Anna Wintour addressed what she called a “code of silence” about eating disorders in an interview with the Boston Globe before the panel.
“The models were so frightened of recrimination and that they wouldn’t be booked for shoots or shows that they didn’t want to talk about what everybody knew was going on. Creating guidelines within the industry to know what to do when they see a girl with a problem was an important first step. What we’ve been doing with discussions like this one is making sure that the message gets out there to everyone.’’

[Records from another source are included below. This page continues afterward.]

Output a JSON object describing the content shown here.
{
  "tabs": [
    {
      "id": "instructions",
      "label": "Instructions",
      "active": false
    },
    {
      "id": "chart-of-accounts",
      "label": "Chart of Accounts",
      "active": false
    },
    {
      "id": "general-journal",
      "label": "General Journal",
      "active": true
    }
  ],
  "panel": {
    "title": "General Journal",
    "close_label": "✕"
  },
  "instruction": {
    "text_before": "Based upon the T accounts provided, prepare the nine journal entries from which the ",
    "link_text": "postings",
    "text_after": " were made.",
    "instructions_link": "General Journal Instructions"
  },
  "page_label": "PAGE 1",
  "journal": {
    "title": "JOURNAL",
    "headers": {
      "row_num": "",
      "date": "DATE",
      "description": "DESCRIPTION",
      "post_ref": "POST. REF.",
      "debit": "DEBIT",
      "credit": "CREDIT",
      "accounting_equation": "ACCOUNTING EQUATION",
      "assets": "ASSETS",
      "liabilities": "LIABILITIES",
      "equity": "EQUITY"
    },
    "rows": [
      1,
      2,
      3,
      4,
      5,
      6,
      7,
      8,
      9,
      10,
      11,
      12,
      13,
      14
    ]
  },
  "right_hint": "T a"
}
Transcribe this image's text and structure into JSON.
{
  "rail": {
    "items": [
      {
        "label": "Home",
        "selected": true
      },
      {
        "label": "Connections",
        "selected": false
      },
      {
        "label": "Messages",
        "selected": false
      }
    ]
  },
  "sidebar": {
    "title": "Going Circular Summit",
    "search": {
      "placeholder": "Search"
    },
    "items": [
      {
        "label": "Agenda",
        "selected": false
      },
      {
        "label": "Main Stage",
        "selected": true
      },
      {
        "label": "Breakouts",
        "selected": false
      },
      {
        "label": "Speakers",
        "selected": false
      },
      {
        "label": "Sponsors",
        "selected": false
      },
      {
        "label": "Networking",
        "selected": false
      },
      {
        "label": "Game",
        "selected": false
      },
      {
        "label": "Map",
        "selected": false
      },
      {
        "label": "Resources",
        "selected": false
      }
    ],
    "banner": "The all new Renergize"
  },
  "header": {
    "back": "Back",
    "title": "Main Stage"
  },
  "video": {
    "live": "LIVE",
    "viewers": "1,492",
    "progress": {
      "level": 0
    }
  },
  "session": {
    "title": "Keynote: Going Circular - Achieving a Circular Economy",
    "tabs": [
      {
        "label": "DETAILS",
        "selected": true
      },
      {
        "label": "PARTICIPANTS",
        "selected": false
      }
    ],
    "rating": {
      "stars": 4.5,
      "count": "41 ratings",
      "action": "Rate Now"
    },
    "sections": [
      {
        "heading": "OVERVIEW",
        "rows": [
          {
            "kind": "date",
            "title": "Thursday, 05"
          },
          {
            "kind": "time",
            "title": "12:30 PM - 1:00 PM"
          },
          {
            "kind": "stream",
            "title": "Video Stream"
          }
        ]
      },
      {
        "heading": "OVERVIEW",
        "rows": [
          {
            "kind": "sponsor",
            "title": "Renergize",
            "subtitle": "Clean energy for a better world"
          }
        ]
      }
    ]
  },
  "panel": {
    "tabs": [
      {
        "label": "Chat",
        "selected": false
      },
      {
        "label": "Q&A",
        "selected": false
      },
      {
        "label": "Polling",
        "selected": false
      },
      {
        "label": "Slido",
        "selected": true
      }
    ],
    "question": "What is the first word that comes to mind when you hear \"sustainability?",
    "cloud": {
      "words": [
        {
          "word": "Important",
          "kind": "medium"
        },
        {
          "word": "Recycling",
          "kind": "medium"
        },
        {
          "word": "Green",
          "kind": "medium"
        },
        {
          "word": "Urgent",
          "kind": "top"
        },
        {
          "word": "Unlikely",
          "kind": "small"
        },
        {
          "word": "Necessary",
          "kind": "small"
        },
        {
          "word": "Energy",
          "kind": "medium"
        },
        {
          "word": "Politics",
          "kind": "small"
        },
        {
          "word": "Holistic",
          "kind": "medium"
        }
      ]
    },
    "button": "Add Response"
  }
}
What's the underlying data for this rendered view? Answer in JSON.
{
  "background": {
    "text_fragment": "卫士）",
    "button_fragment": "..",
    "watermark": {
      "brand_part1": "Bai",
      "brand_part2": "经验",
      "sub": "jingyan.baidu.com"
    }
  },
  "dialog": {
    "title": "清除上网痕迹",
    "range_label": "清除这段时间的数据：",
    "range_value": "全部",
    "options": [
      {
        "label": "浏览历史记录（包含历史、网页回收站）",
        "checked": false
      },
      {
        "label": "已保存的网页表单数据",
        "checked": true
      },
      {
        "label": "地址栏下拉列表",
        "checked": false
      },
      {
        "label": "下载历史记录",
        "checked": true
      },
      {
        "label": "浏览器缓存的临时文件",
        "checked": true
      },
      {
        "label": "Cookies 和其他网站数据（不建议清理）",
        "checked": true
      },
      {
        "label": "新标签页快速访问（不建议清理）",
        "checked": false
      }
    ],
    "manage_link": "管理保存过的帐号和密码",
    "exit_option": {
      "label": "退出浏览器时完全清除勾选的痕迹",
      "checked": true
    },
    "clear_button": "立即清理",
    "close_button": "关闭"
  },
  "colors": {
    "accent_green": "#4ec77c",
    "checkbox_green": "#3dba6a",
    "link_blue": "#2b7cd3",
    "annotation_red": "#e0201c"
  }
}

As someone whose immense power was so clearly portrayed in last year’s fashion documentary, “The September Issue,” it feels a little disingenuous for Wintour to decry a “fear of recrimination” or so-called “code of silence.” Wintour managed to singlehandedly change the shipping schedules of international fashion powerhouse Prada at the behest of Neiman Marcus, so it would seem that Wintour could have done more to stem the issue in the first place. With Vogue’s foothold as the fashion bible, a refusal from Wintour to review collections whose shows included a parade of unhealthy and underage models would have gone a very long way.
Aside from Kors, the most insightful comment came from Vodianova, whose experience as a model gave the best perspective and cut right to the heart of the issue. Of her fellow models, she said: “Their sense of self-worth is handed over to a bunch of people who don’t care about their self-esteem.”
And that’s where the change needs to happen.